Pflanzen klettern immer höher
„Diesen Prozess kann man sich Baumart für Baumart anschauen“, führte Botanikprofessor Ewald weiter aus. Die Daten der Wanderer werden nämlich in anschauliche Karten übertragen - anzusehen im „Portal“ unter www.baysics.de.

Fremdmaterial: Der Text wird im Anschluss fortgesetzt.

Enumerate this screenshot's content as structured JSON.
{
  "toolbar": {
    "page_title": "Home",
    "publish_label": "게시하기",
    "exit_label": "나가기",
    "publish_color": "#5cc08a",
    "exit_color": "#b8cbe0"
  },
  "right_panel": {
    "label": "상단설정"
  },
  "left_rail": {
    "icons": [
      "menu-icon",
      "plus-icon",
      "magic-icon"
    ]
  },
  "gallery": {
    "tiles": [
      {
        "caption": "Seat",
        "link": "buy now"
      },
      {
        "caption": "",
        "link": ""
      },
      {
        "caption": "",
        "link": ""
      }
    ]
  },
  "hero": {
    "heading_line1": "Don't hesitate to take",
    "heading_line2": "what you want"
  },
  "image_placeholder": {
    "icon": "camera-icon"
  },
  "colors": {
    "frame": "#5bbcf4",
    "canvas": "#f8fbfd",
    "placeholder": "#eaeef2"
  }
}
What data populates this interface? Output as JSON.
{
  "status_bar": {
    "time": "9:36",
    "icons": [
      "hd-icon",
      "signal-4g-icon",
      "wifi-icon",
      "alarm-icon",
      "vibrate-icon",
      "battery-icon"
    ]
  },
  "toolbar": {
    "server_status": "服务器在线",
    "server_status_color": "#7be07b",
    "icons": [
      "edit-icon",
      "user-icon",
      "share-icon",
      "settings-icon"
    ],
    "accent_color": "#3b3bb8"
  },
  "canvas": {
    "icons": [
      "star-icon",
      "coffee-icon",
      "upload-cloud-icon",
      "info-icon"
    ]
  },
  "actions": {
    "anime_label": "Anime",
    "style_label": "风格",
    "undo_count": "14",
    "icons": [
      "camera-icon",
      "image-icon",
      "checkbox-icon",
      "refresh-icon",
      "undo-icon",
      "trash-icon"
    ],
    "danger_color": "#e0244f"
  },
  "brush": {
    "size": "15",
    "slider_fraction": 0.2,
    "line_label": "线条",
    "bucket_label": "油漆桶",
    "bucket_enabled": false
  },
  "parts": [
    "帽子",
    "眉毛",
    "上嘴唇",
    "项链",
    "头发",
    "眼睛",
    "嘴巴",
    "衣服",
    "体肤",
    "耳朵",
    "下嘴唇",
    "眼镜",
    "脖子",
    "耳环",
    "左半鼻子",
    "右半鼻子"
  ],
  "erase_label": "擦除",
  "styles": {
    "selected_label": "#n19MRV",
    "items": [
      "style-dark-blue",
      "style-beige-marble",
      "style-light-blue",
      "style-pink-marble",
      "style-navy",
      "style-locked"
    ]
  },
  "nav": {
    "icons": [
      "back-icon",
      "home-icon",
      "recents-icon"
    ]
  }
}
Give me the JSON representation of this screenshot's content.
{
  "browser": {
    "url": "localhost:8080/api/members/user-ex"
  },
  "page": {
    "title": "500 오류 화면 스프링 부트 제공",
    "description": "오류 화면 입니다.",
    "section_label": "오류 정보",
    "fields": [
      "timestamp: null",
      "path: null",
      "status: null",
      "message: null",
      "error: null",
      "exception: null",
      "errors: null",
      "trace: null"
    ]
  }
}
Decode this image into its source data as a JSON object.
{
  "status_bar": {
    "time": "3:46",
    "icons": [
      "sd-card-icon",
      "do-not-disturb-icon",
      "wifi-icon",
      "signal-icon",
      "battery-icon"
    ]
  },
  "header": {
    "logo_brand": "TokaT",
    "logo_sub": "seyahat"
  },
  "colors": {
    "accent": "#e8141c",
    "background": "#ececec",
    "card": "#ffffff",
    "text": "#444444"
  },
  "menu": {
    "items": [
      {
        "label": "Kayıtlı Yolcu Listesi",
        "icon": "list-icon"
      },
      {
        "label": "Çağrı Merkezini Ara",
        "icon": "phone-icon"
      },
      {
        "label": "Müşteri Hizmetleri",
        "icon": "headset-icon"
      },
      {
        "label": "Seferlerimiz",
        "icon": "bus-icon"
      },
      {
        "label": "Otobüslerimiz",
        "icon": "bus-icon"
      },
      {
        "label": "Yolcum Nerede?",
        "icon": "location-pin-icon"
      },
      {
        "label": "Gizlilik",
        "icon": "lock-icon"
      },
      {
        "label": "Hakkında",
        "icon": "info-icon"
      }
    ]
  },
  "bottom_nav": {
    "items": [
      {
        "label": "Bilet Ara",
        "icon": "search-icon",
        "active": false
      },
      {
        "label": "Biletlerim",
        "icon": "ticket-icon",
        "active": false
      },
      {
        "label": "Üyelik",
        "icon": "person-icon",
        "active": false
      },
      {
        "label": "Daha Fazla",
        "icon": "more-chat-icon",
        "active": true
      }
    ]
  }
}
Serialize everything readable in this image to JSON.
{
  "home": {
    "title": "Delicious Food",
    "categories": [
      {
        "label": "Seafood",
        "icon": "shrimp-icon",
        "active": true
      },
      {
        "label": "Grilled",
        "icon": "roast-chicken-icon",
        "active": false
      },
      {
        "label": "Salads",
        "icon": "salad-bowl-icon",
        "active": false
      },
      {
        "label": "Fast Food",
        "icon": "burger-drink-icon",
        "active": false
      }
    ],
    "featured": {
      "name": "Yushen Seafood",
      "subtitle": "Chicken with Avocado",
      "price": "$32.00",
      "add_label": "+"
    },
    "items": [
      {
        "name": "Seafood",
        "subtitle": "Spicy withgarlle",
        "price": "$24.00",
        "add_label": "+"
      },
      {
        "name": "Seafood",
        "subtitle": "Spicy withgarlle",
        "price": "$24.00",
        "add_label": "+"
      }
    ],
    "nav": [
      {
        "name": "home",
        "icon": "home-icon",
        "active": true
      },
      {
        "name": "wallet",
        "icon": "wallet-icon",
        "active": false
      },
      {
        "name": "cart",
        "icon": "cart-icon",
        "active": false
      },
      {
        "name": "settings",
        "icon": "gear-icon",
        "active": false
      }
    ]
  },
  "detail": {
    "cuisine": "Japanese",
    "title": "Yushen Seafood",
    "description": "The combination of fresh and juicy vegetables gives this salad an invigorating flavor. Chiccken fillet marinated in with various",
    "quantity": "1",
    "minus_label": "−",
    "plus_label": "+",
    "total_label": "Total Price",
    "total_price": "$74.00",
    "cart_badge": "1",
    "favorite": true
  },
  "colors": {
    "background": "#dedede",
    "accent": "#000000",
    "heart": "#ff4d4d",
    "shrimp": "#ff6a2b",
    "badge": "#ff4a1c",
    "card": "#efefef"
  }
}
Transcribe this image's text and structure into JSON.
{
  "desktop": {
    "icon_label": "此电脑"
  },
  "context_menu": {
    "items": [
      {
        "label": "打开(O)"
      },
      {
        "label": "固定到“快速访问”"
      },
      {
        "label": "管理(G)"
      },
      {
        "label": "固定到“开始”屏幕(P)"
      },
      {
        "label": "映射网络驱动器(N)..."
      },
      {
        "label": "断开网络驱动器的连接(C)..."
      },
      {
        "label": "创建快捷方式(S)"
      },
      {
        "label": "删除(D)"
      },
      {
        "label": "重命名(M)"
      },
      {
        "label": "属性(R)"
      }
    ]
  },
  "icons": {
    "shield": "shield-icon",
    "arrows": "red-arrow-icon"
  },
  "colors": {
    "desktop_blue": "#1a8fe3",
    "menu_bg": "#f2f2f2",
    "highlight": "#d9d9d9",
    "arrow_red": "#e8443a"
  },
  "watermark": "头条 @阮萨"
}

Einen Mausklick weiter finden sich im „NatureExplorer“ auch Projektionen für die Zukunft.
Rot eingefärbt erscheinen dann die Flächen, auf denen etwa die Stechpalme bei einer weiteren Erwärmung um ein Grad und zwei Grad wachsen könnte - womit die Forscher bei einem nur moderat zunehmenden Kohlendioxidausstoß bis zum Jahr 2050 beziehungsweise 2100 rechnen.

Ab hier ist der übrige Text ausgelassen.